Şimşek, Türkiye'nin sanayi kültürü, sanayi birikimi olarak kendisine benzer ülkelerden çok daha iyi durumda olduğuna işaret ederek, katma değer zincirinde daha yukarı çıkmak için yapılması gerekenlere ilişkin değerlendirmelerde bulundu.

Daha yüksek teknoloji, daha orta yüksek teknoloji ürünler üretilmesi gerektiğini dile getiren Şimşek, bunun için hayata geçirilen "HIT-30 Yüksek Teknoloji Teşvik Programı" başta olmak üzere, sanayide dönüşümü sağlamak için hayata geçirilen projeler hakkında bilgi verdi.

Mehmet Şimşek, "Yatırım Taahhütlü Avans Kredisi'nden (YTAK) turizm sektörünü de yararlandıracak noktaya getireceğiz, onun da çalışmasını yapıyoruz." dedi.

"Kararlılıkla dezenflasyon programını uygulayacağız ve sonunda da başaracağız."

Türkiye için en kritik alanın enerjide dönüşüm olduğunun altını çizen Şimşek, "Çünkü son 20 yılda 900 milyar dolardan daha fazla bir parayı biz enerji ithalatına ödemişiz. Dolayısıyla enerjide dönüşüm, yeşil dönüşüm Türkiye için bir lüks, moda değil, zarurettir." ifadesini kullandı.

Bakan Şimşek, insana yatırım, yatırım iklimini iyileştirmek, yeşil dönüşüm, dijital dönüşüm gibi alanlarda çok sayıda çalışma yaparak, verimliliği, rekabet gücünü artırıp, Türkiye'nin büyüme potansiyelini yükseltme hedefinde olduklarını belirtti.

2025'te tüm bu çalışmaları daha da hızlandıracaklarını aktaran Şimşek, şunları söyledi:

Kötümser olmanız için hiçbir sebep yok. Bütçe açığını kontrol altına aldık, deprem yaralarını sarıyoruz, Maastricht kriterini tutturacağız, borç sorunumuz yok, cari açık sorununu önemli ölçüde çözdük. Kalıcı bir şekilde çözüm için yapısal reformları konuşuyoruz. Bütün bu kazanımları kalıcı hale getirecek yapısal dönüşüm esas gündemimiz. Geriye ne kalıyor? Hayat pahalılığı, enflasyon kalıyor. Milletimizin bu konudaki kaygılarını anlıyoruz, şikayetlerini dinliyoruz, duyuyoruz. Evet, enflasyon önemli bir sorun ama kolaycı bir çözüm yok. Kolaycı bir çözüm olsaydı, ülkeler zaten keşfetmiş olurdu. Maalesef sabırla ve kararlılıkla bu işin üzerine gitme dışında hiçbir seçeneğimiz yok. Onun için biz de sabırla kararlılıkla bu dezenflasyon programını uygulayacağız ve sonunda da başaracağız.

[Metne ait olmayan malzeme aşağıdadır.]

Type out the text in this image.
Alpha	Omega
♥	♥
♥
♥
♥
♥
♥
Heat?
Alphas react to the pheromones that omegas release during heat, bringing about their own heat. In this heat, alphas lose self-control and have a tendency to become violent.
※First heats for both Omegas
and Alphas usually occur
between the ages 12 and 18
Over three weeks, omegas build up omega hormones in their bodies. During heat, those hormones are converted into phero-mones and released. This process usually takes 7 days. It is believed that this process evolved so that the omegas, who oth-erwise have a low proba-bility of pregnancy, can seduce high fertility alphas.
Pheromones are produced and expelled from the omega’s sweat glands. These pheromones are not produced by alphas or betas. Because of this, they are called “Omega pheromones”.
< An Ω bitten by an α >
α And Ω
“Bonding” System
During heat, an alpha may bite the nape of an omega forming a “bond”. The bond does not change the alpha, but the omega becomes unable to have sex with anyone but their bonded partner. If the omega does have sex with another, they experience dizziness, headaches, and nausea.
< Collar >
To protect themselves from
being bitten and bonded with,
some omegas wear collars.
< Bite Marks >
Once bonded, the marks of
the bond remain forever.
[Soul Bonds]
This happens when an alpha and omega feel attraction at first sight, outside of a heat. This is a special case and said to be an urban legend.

Şimşek, bu sayede reel sektörün önünün açılacağını, makul maliyetlerle finansmana erişileceğini, uzun vadeli sermaye piyasası enstrümanları üzerinden yatırımlarının finanse edileceğini belirterek, şöyle konuştu:

Zaten siz bunu istemiyor musunuz? Onun için sizden destek istiyoruz. Şu anda fiilen enflasyon yüzde 50'nin altına inmiş, reel sektörün enflasyon beklentileri hala önümüzdeki 12 ay için gerçekleşen enflasyon düzeyinde. Finansal piyasalar 'önümüzdeki 12 ayda enflasyon yüzde 27'ye düşecek' diyor ama reel sektör hala yüzde 47 civarında bir enflasyon bekliyor, bu gerçekçi değil. Dolayısıyla enflasyon gerçekten düşüyor, düşmeye de devam edecek ve 2025'te bu düşüş hızlanacak. 2025'e ilişkin makroekonomik görünüm, dezenflasyonist görünüm, bütçe görünümü bütün bunlar olumlu. En önemlisi reformları hızlandıracağız. Kazanımları kalıcı hale getirmenin, verimliliği, rekabet gücümüzü artırmanın başka bir yolu yok.

Bakan Şimşek, turizm sektörünün mevcut durumu hakkında da değerlendirmelerde bulunarak, sektörde büyük bir potansiyel bulunduğunu, Türkiye'nin turizmde önemli mesafe aldığını sözlerine ekledi.